# Question for Enfig...Ipod Interface with Blaupunk HU?



## jamesn67 (Nov 15, 2001)

What do you recommend for Ipod interface to a Blaupunk head unit
(Casablanca CD52)?
Seems the Blaupunkt connector gets bad reviews. Is the Ice LInk Plus still available? Are there any other options?
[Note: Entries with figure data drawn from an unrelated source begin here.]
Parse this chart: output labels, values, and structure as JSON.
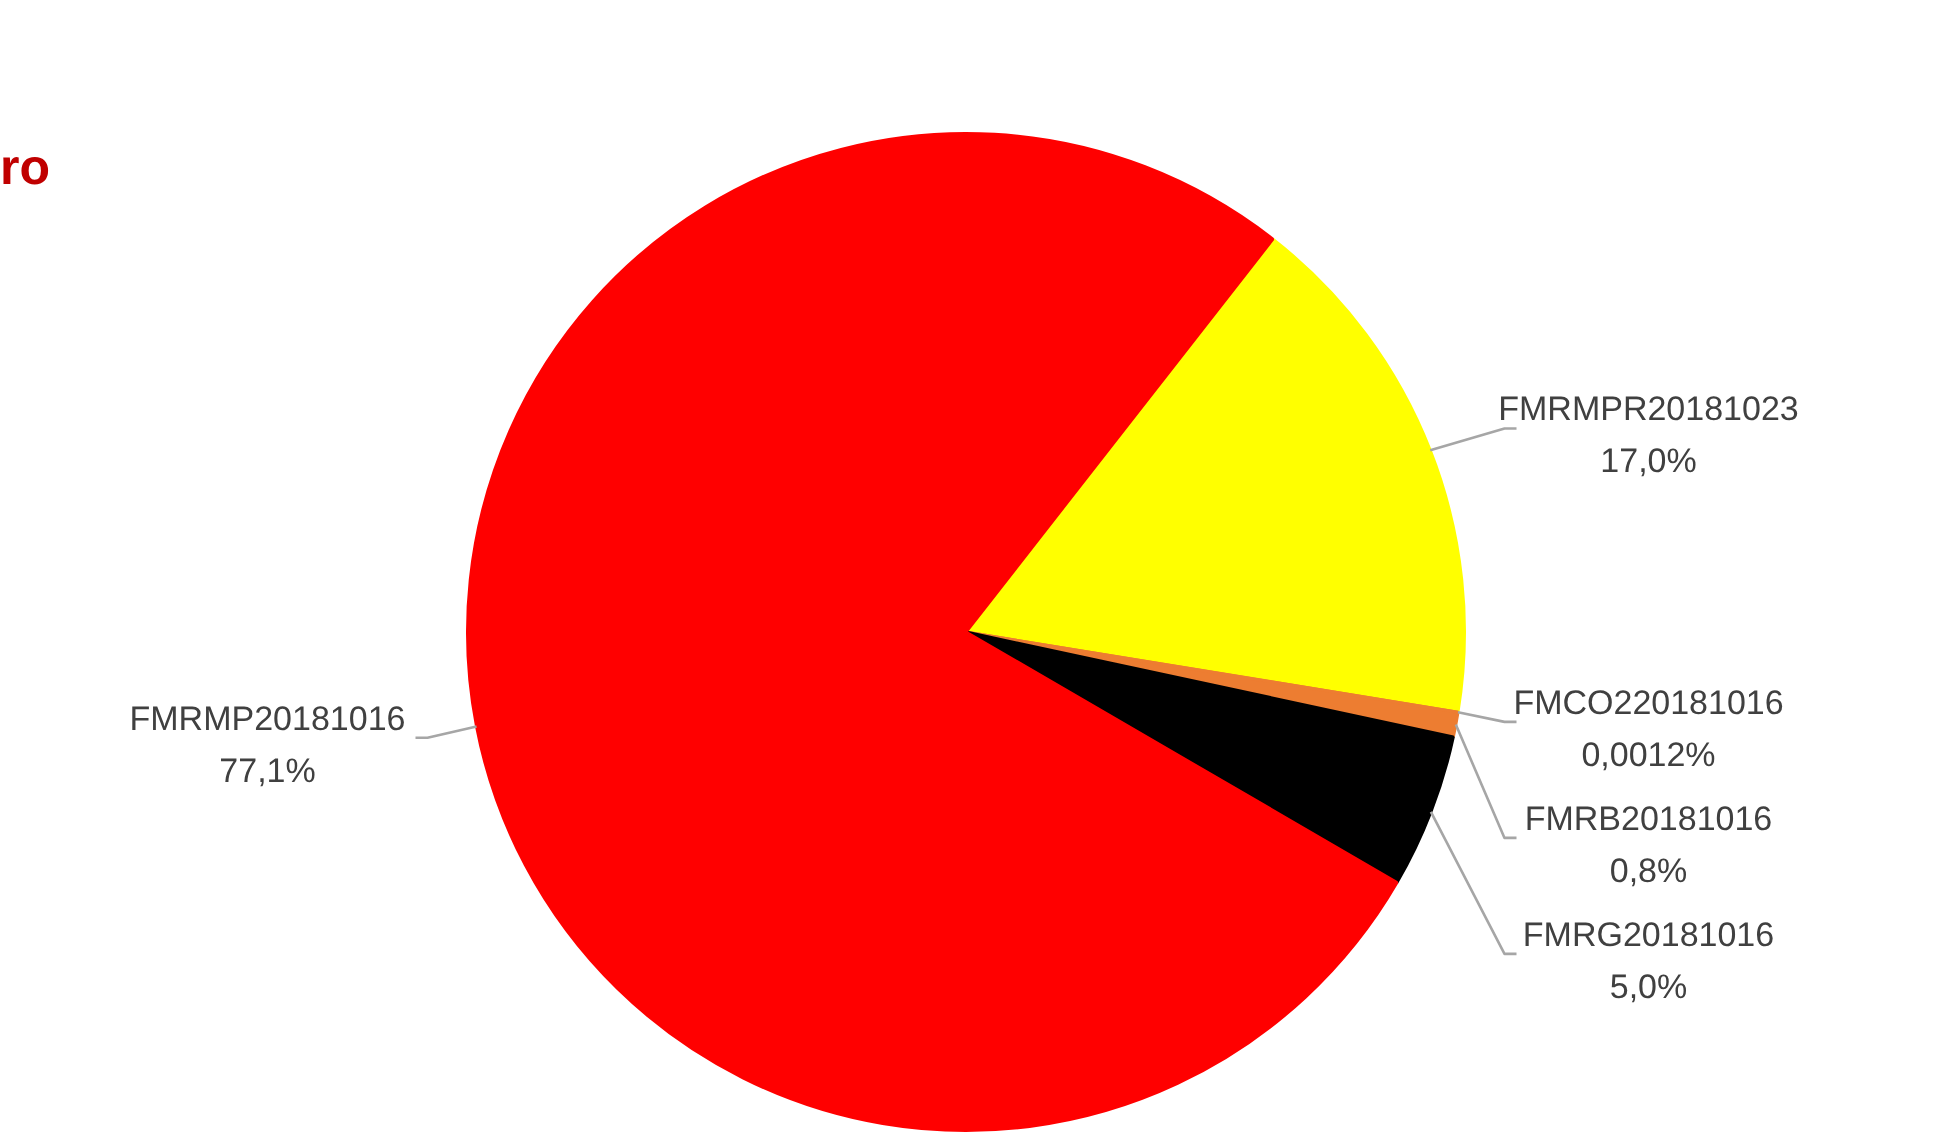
{
  "chart_data": {
    "type": "pie",
    "title": "ro",
    "categories": [
      "FMRMPR20181023",
      "FMCO220181016",
      "FMRB20181016",
      "FMRG20181016",
      "FMRMP20181016"
    ],
    "values": [
      17.0,
      0.0012,
      0.8,
      5.0,
      77.1
    ],
    "colors": [
      "#ffff00",
      "#ed7d31",
      "#ed7d31",
      "#000000",
      "#ff0000"
    ],
    "value_labels": [
      "17,0%",
      "0,0012%",
      "0,8%",
      "5,0%",
      "77,1%"
    ],
    "legend": false
  }
}
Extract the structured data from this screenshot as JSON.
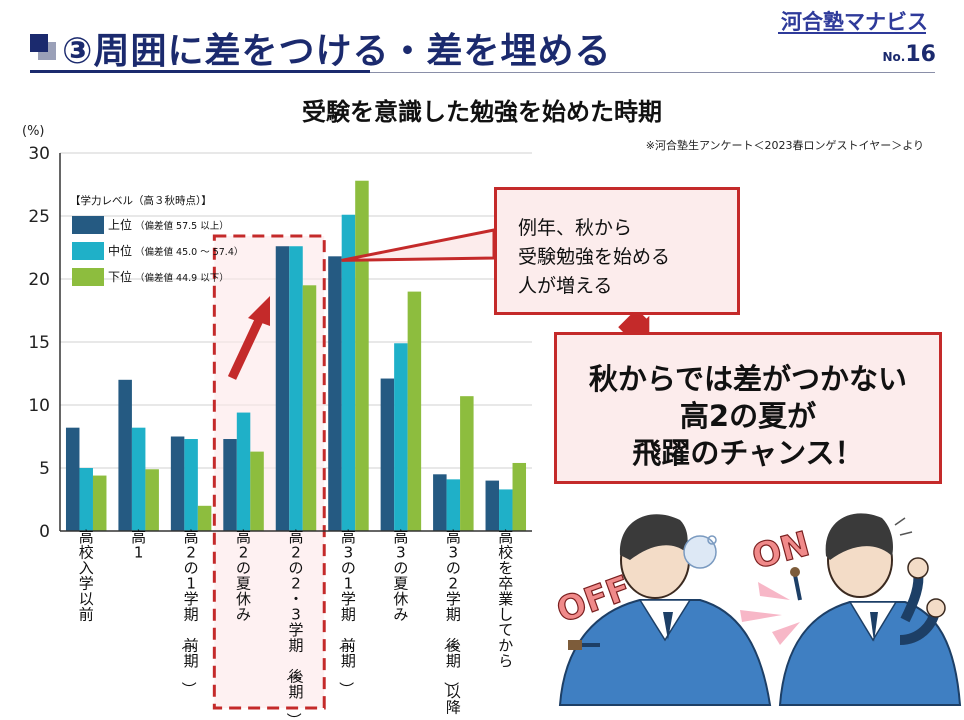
{
  "header": {
    "title": "③周囲に差をつける・差を埋める",
    "logo": "河合塾マナビス",
    "slide_no_prefix": "No.",
    "slide_no": "16"
  },
  "source_note": "※河合塾生アンケート＜2023春ロンゲストイヤー＞より",
  "callout1": {
    "text": "例年、秋から\n受験勉強を始める\n人が増える"
  },
  "callout2": {
    "text": "秋からでは差がつかない\n高2の夏が\n飛躍のチャンス！"
  },
  "illustration": {
    "off_label": "OFF",
    "on_label": "ON"
  },
  "colors": {
    "upper": "#255a82",
    "middle": "#1fb0c8",
    "lower": "#8dbd3e",
    "highlight": "#c42a2a",
    "navy": "#1b2a6e"
  },
  "chart_data": {
    "type": "bar",
    "title": "受験を意識した勉強を始めた時期",
    "ylabel": "(%)",
    "ylim": [
      0,
      30
    ],
    "yticks": [
      0,
      5,
      10,
      15,
      20,
      25,
      30
    ],
    "legend_title": "【学力レベル（高３秋時点）】",
    "legend_position": "top-left",
    "categories": [
      "高校入学以前",
      "高1",
      "高2の1学期（前期）",
      "高2の夏休み",
      "高2の2・3学期（後期）",
      "高3の1学期（前期）",
      "高3の夏休み",
      "高3の2学期（後期）以降",
      "高校を卒業してから"
    ],
    "series": [
      {
        "name": "上位",
        "detail": "（偏差値 57.5 以上）",
        "values": [
          8.2,
          12.0,
          7.5,
          7.3,
          22.6,
          21.8,
          12.1,
          4.5,
          4.0
        ]
      },
      {
        "name": "中位",
        "detail": "（偏差値 45.0 〜 57.4）",
        "values": [
          5.0,
          8.2,
          7.3,
          9.4,
          22.6,
          25.1,
          14.9,
          4.1,
          3.3
        ]
      },
      {
        "name": "下位",
        "detail": "（偏差値 44.9 以下）",
        "values": [
          4.4,
          4.9,
          2.0,
          6.3,
          19.5,
          27.8,
          19.0,
          10.7,
          5.4
        ]
      }
    ],
    "highlight_categories": [
      3,
      4
    ]
  }
}
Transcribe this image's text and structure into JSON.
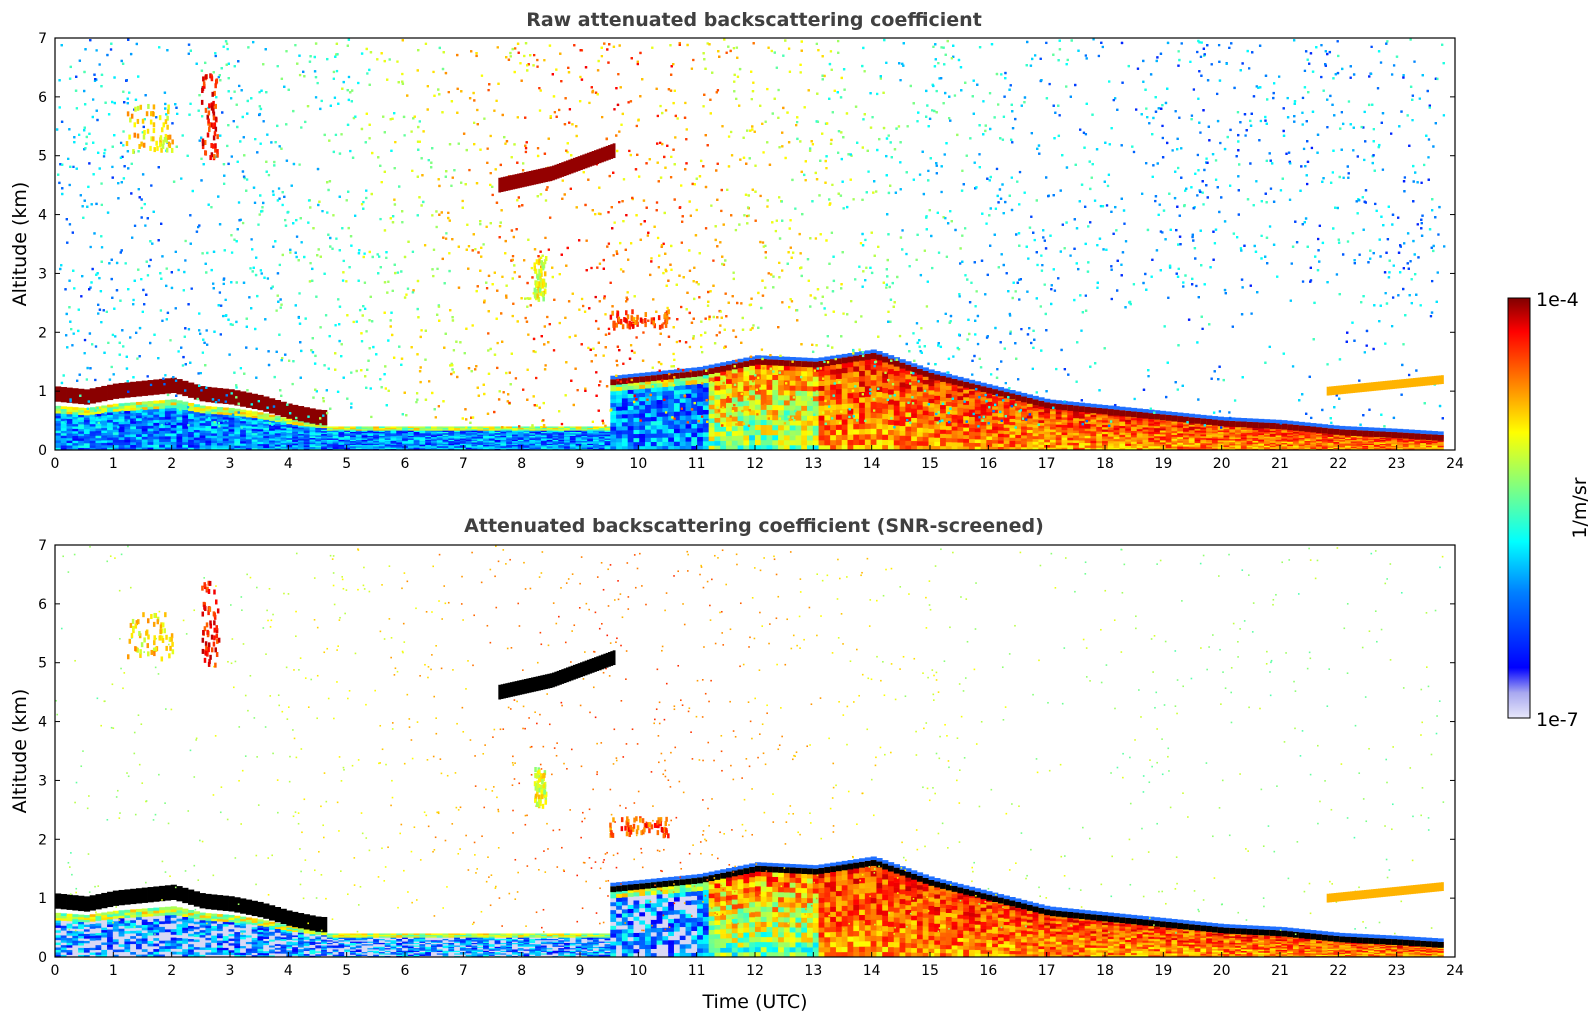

Just an aux connector I suppose? 
Thanks!


----------



## jamesn67 (Nov 15, 2001)

*Re: Question for Enfig...Ipod Interface with Blaupunk HU? (jamesn67)*

http://****************.com/smile/emthup.gif


----------



## [email protected] (Feb 20, 2002)

*Re: Question for Enfig...Ipod Interface with Blaupunk HU? (jamesn67)*

I have a blaupunkt iPod adapter that just gets charging and direct audio but all controls are from the iPod non from the radio.


----------



## jamesn67 (Nov 15, 2001)

*Re: Question for Enfig...Ipod Interface with Blaupunk HU? ([email protected])*

Ok, so the ice link isn't available in the US anymore then?


----------



## [email protected] (Jan 26, 2006)

*Re: Question for Enfig...Ipod Interface with Blaupunk HU? (jamesn67)*


_Quote, originally posted by *jamesn67* »_Ok, so the ice link isn't available in the US anymore then?

correct, DICE electronics has replaced the Dension products in the US, however they do not support Blaupunkt


----------



## jamesn67 (Nov 15, 2001)

*Re: Question for Enfig...Ipod Interface with Blaupunk HU? ([email protected])*

Ahh, that s*cks! Thanks.
So really the only Aux. connection choice is the blaupunkt unit then?


----------



## [email protected] (Jan 26, 2006)

*Re: Question for Enfig...Ipod Interface with Blaupunk HU? (jamesn67)*


_Quote, originally posted by *jamesn67* »_Ahh, that s*cks! Thanks.
So really the only Aux. connection choice is the blaupunkt unit then?

we've got a really nice solution for your headunit, it plugs into the aux port and connects to the dock connector of your ipod, it will also charge you ipod for you, unfortunatly its a new product and not currently on our site call us @ 201 490 5015
I personaly installed on in my buddies mk3 with a blaupunkt headunit and he's really happy with it


----------



## jamesn67 (Nov 15, 2001)

*Re: Question for Enfig...Ipod Interface with Blaupunk HU? ([email protected])*

I'll give you a call. Thanks!


----------



## jamesn67 (Nov 15, 2001)

*Re: Question for Enfig...Ipod Interface with Blaupunk HU? (jamesn67)*

FYI,
Blaupunkt just released a connector that goes from the aux/CD changer input to the Ipod. Control remains with the Ipod. It also
charges the Ipod as well.


----------